The chemical spill in question occurred on Thursday at a storage facility on the Elk River “where a 48,000-gallon tank began leaking 4-Methylcyclohexane Methanol, or MCHM, a compound used to wash coal of impurities,” into another container, which overflowed into the river, according to The New York Times.
West Virginia Governor Earl Ray Tomblin has declared a “State of Emergency” in the affected counties of Boone, Cabell, Clay, Jackson, Kanawha, Lincoln, Logan, Putnam, and Roane, and has dispatched the state’s Department of Environmental Protection to Freedom Industries to halt further leaching of MCHM into the river.
“West Virginians in the affected service areas are urged not to use tap water for drinking, cooking, washing, or bathing,” Tomblin said in a statement, as the chemical can cause headaches, eye and skin irritation, and difficulty breathing if exposed for long periods of time in high concentrations.
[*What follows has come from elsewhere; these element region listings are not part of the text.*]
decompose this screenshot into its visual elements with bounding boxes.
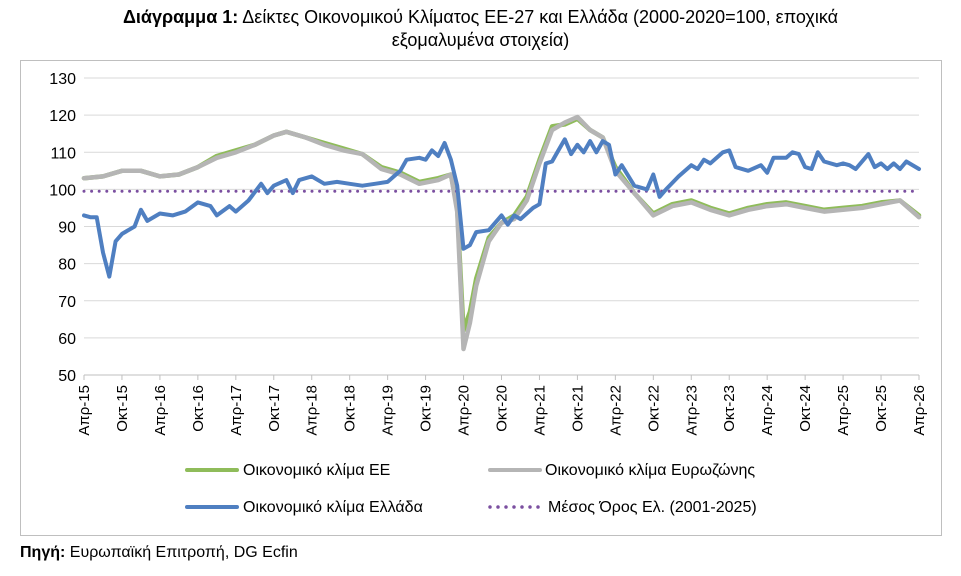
y-tick-label: 80 xyxy=(58,257,76,274)
legend-label: Οικονομικό κλίμα ΕΕ xyxy=(243,462,390,479)
legend-label: Οικονομικό κλίμα Ελλάδα xyxy=(243,499,423,516)
x-tick-label: Οκτ-18 xyxy=(342,385,359,432)
x-tick-label: Απρ-21 xyxy=(531,385,548,436)
y-tick-label: 70 xyxy=(58,294,76,311)
x-tick-label: Απρ-15 xyxy=(76,385,93,436)
y-tick-label: 100 xyxy=(49,182,76,199)
y-tick-label: 90 xyxy=(58,220,76,237)
chart-area: 50 60 70 80 90 100 110 120 130 Απρ-15 Οκτ-15 Απρ-16… xyxy=(20,60,942,536)
chart-title: Διάγραμμα 1: Δείκτες Οικονομικού Κλίματο… xyxy=(0,6,961,52)
x-tick-label: Οκτ-24 xyxy=(797,385,814,432)
x-tick-label: Οκτ-19 xyxy=(418,385,435,432)
x-tick-label: Απρ-26 xyxy=(911,385,928,436)
x-tick-label: Απρ-18 xyxy=(304,385,321,436)
x-tick-label: Οκτ-22 xyxy=(645,385,662,432)
y-tick-label: 120 xyxy=(49,108,76,125)
legend-label: Μέσος Όρος Ελ. (2001-2025) xyxy=(548,499,757,516)
x-tick-label: Απρ-24 xyxy=(759,385,776,436)
series-line-eurozone xyxy=(81,114,922,352)
x-tick-label: Οκτ-20 xyxy=(494,385,511,432)
y-tick-label: 110 xyxy=(50,145,76,162)
x-tick-label: Οκτ-25 xyxy=(873,385,890,432)
y-tick-label: 130 xyxy=(49,71,76,88)
x-tick-label: Οκτ-15 xyxy=(114,385,131,432)
source-label: Πηγή: xyxy=(20,544,66,561)
y-tick-label: 60 xyxy=(58,331,76,348)
x-tick-label: Απρ-23 xyxy=(683,385,700,436)
chart-title-bold: Διάγραμμα 1: xyxy=(122,7,239,27)
x-tick-label: Απρ-20 xyxy=(456,385,473,436)
series-line-greece xyxy=(82,137,921,279)
x-tick-label: Απρ-17 xyxy=(228,385,245,436)
x-tick-label: Οκτ-17 xyxy=(266,385,283,432)
chart-title-line1: Δείκτες Οικονομικού Κλίματος ΕΕ-27 και Ε… xyxy=(242,7,839,27)
x-tick-label: Απρ-22 xyxy=(607,385,624,436)
line-chart: 50 60 70 80 90 100 110 120 130 Απρ-15 Οκτ-15 Απρ-16… xyxy=(49,71,928,516)
x-tick-label: Οκτ-16 xyxy=(190,385,207,432)
x-tick-label: Απρ-19 xyxy=(380,385,397,436)
y-tick-label: 50 xyxy=(58,368,76,385)
x-tick-label: Οκτ-23 xyxy=(721,385,738,432)
x-tick-label: Απρ-25 xyxy=(835,385,852,436)
source-text: Ευρωπαϊκή Επιτροπή, DG Ecfin xyxy=(69,544,298,561)
chart-title-line2: εξομαλυμένα στοιχεία) xyxy=(391,30,570,50)
source-note: Πηγή: Ευρωπαϊκή Επιτροπή, DG Ecfin xyxy=(20,544,298,562)
x-tick-label: Απρ-16 xyxy=(152,385,169,436)
x-tick-label: Οκτ-21 xyxy=(569,385,586,432)
legend-label: Οικονομικό κλίμα Ευρωζώνης xyxy=(545,462,755,479)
Tomblin requested a federal emergency declaration to assist with the affected areas, which the White House approved just past midnight this morning. In addition, Tomblin has been working with the National Guard and West Virginia’s Office of Emergency Services to distribute water supplies to the affected counties, focusing on nursing homes and schools, many of which have been cancelled for the day because of the lack of tap water. At this time officials do not know how much MCHM has been leaked into the river, or what its potential health implications may be, according to The Times.